The Princess nodded.
“Yes, I was the little mouse under an evil enchantment that could never have been broken if you had not taken me for a sweetheart and if another human being had not drowned me. Now the enchantment is broken forever. So come, we will go to your father, and after he has given us his blessing, we will get married and go home to my kingdom.”
And that’s precisely what they did. They drove at once to the farmer’s house, and when Veikko’s father and his brothers and his brothers’ sweethearts saw the Princess’ coach stopping at their gate, they all came out bowing and scraping to see what such grand folk could want of them.
“Father!” Veikko cried, “don’t you know me?”
The farmer stopped bowing long enough to look up.
“Why bless my soul!” he cried, “it’s our Veikko!”
“Yes, father, I’m Veikko, and this is the princess I’m going to marry!”
“A Princess, did you say, Veikko?

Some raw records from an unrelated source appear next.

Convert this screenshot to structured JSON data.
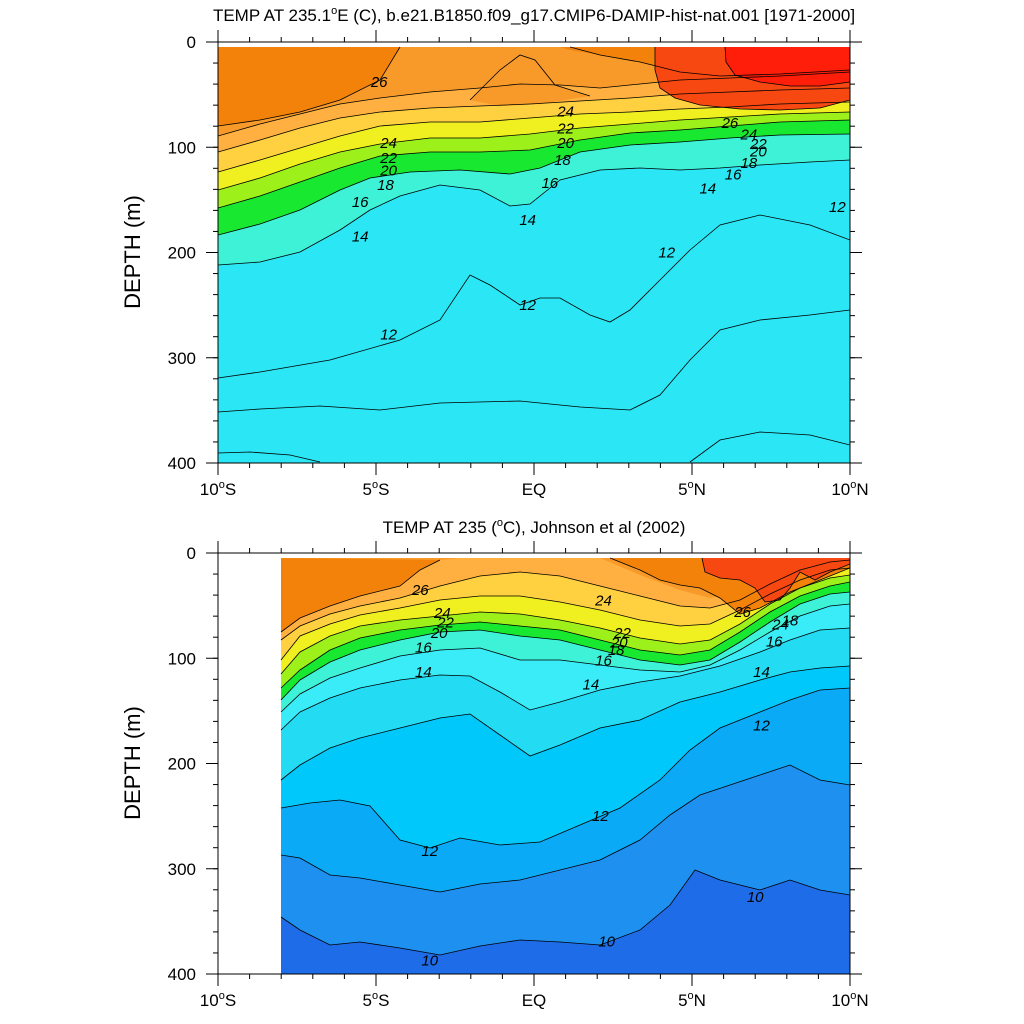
{
  "chart_data": [
    {
      "type": "heatmap",
      "title_main": "TEMP AT 235.1",
      "title_deg": "o",
      "title_rest": "E (",
      "title_unit": "C), b.e21.B1850.f09_g17.CMIP6-DAMIP-hist-nat.001 [1971-2000]",
      "ylabel": "DEPTH (m)",
      "xlim": [
        -10,
        10
      ],
      "ylim": [
        400,
        0
      ],
      "x_ticks": [
        {
          "value": -10,
          "label": "10",
          "deg": "o",
          "suffix": "S"
        },
        {
          "value": -5,
          "label": "5",
          "deg": "o",
          "suffix": "S"
        },
        {
          "value": 0,
          "label": "EQ",
          "deg": "",
          "suffix": ""
        },
        {
          "value": 5,
          "label": "5",
          "deg": "o",
          "suffix": "N"
        },
        {
          "value": 10,
          "label": "10",
          "deg": "o",
          "suffix": "N"
        }
      ],
      "y_ticks": [
        {
          "value": 0,
          "label": "0"
        },
        {
          "value": 100,
          "label": "100"
        },
        {
          "value": 200,
          "label": "200"
        },
        {
          "value": 300,
          "label": "300"
        },
        {
          "value": 400,
          "label": "400"
        }
      ],
      "data_xrange": [
        -10,
        10
      ],
      "contour_labels": [
        {
          "x": -4.9,
          "y": 38,
          "text": "26"
        },
        {
          "x": -4.6,
          "y": 96,
          "text": "24"
        },
        {
          "x": -4.6,
          "y": 110,
          "text": "22"
        },
        {
          "x": -4.6,
          "y": 122,
          "text": "20"
        },
        {
          "x": -4.7,
          "y": 136,
          "text": "18"
        },
        {
          "x": -5.5,
          "y": 152,
          "text": "16"
        },
        {
          "x": -5.5,
          "y": 185,
          "text": "14"
        },
        {
          "x": -4.6,
          "y": 278,
          "text": "12"
        },
        {
          "x": 1.0,
          "y": 66,
          "text": "24"
        },
        {
          "x": 1.0,
          "y": 82,
          "text": "22"
        },
        {
          "x": 1.0,
          "y": 96,
          "text": "20"
        },
        {
          "x": 0.9,
          "y": 112,
          "text": "18"
        },
        {
          "x": 0.5,
          "y": 134,
          "text": "16"
        },
        {
          "x": -0.2,
          "y": 169,
          "text": "14"
        },
        {
          "x": -0.2,
          "y": 250,
          "text": "12"
        },
        {
          "x": 6.2,
          "y": 77,
          "text": "26"
        },
        {
          "x": 6.8,
          "y": 88,
          "text": "24"
        },
        {
          "x": 7.1,
          "y": 97,
          "text": "22"
        },
        {
          "x": 7.1,
          "y": 104,
          "text": "20"
        },
        {
          "x": 6.8,
          "y": 115,
          "text": "18"
        },
        {
          "x": 6.3,
          "y": 126,
          "text": "16"
        },
        {
          "x": 5.5,
          "y": 139,
          "text": "14"
        },
        {
          "x": 4.2,
          "y": 200,
          "text": "12"
        },
        {
          "x": 9.6,
          "y": 157,
          "text": "12"
        }
      ]
    },
    {
      "type": "heatmap",
      "title_main": "TEMP AT 235 (",
      "title_deg": "o",
      "title_rest": "",
      "title_unit": "C), Johnson et al (2002)",
      "ylabel": "DEPTH (m)",
      "xlim": [
        -10,
        10
      ],
      "ylim": [
        400,
        0
      ],
      "x_ticks": [
        {
          "value": -10,
          "label": "10",
          "deg": "o",
          "suffix": "S"
        },
        {
          "value": -5,
          "label": "5",
          "deg": "o",
          "suffix": "S"
        },
        {
          "value": 0,
          "label": "EQ",
          "deg": "",
          "suffix": ""
        },
        {
          "value": 5,
          "label": "5",
          "deg": "o",
          "suffix": "N"
        },
        {
          "value": 10,
          "label": "10",
          "deg": "o",
          "suffix": "N"
        }
      ],
      "y_ticks": [
        {
          "value": 0,
          "label": "0"
        },
        {
          "value": 100,
          "label": "100"
        },
        {
          "value": 200,
          "label": "200"
        },
        {
          "value": 300,
          "label": "300"
        },
        {
          "value": 400,
          "label": "400"
        }
      ],
      "data_xrange": [
        -8,
        10
      ],
      "contour_labels": [
        {
          "x": -3.6,
          "y": 35,
          "text": "26"
        },
        {
          "x": -2.9,
          "y": 57,
          "text": "24"
        },
        {
          "x": -2.8,
          "y": 66,
          "text": "22"
        },
        {
          "x": -3.0,
          "y": 76,
          "text": "20"
        },
        {
          "x": -3.5,
          "y": 90,
          "text": "16"
        },
        {
          "x": -3.5,
          "y": 113,
          "text": "14"
        },
        {
          "x": -3.3,
          "y": 283,
          "text": "12"
        },
        {
          "x": -3.3,
          "y": 387,
          "text": "10"
        },
        {
          "x": 2.2,
          "y": 45,
          "text": "24"
        },
        {
          "x": 2.8,
          "y": 76,
          "text": "22"
        },
        {
          "x": 2.7,
          "y": 85,
          "text": "20"
        },
        {
          "x": 2.6,
          "y": 92,
          "text": "18"
        },
        {
          "x": 2.2,
          "y": 102,
          "text": "16"
        },
        {
          "x": 1.8,
          "y": 125,
          "text": "14"
        },
        {
          "x": 2.1,
          "y": 250,
          "text": "12"
        },
        {
          "x": 2.3,
          "y": 369,
          "text": "10"
        },
        {
          "x": 6.6,
          "y": 56,
          "text": "26"
        },
        {
          "x": 7.8,
          "y": 68,
          "text": "24"
        },
        {
          "x": 8.1,
          "y": 64,
          "text": "18"
        },
        {
          "x": 7.6,
          "y": 84,
          "text": "16"
        },
        {
          "x": 7.2,
          "y": 113,
          "text": "14"
        },
        {
          "x": 7.2,
          "y": 164,
          "text": "12"
        },
        {
          "x": 7.0,
          "y": 327,
          "text": "10"
        }
      ]
    }
  ]
}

Mercy me, where did my boy find a Princess?”
“Out in the forest where my tree pointed.”
“Well, well, well,” the farmer said, “where your tree pointed! I’ve always heard that was
a good way to find a bride.”
The older brothers shook their heads gloomily and muttered:
“Just our luck! If only our trees had pointed to the forest, we, too, should have found princesses instead of plain country wenches!”
But they were wrong: it wasn’t because his tree pointed to the forest that Veikko got the Princess, it was because he was so simple and good that he was kind even to a little mouse.
Well, after they had got the farmer’s blessing they rode home to the Princess’ kingdom
and were married. And they were happy as they should have been, for they were good
and true to each other, and they loved each other dearly.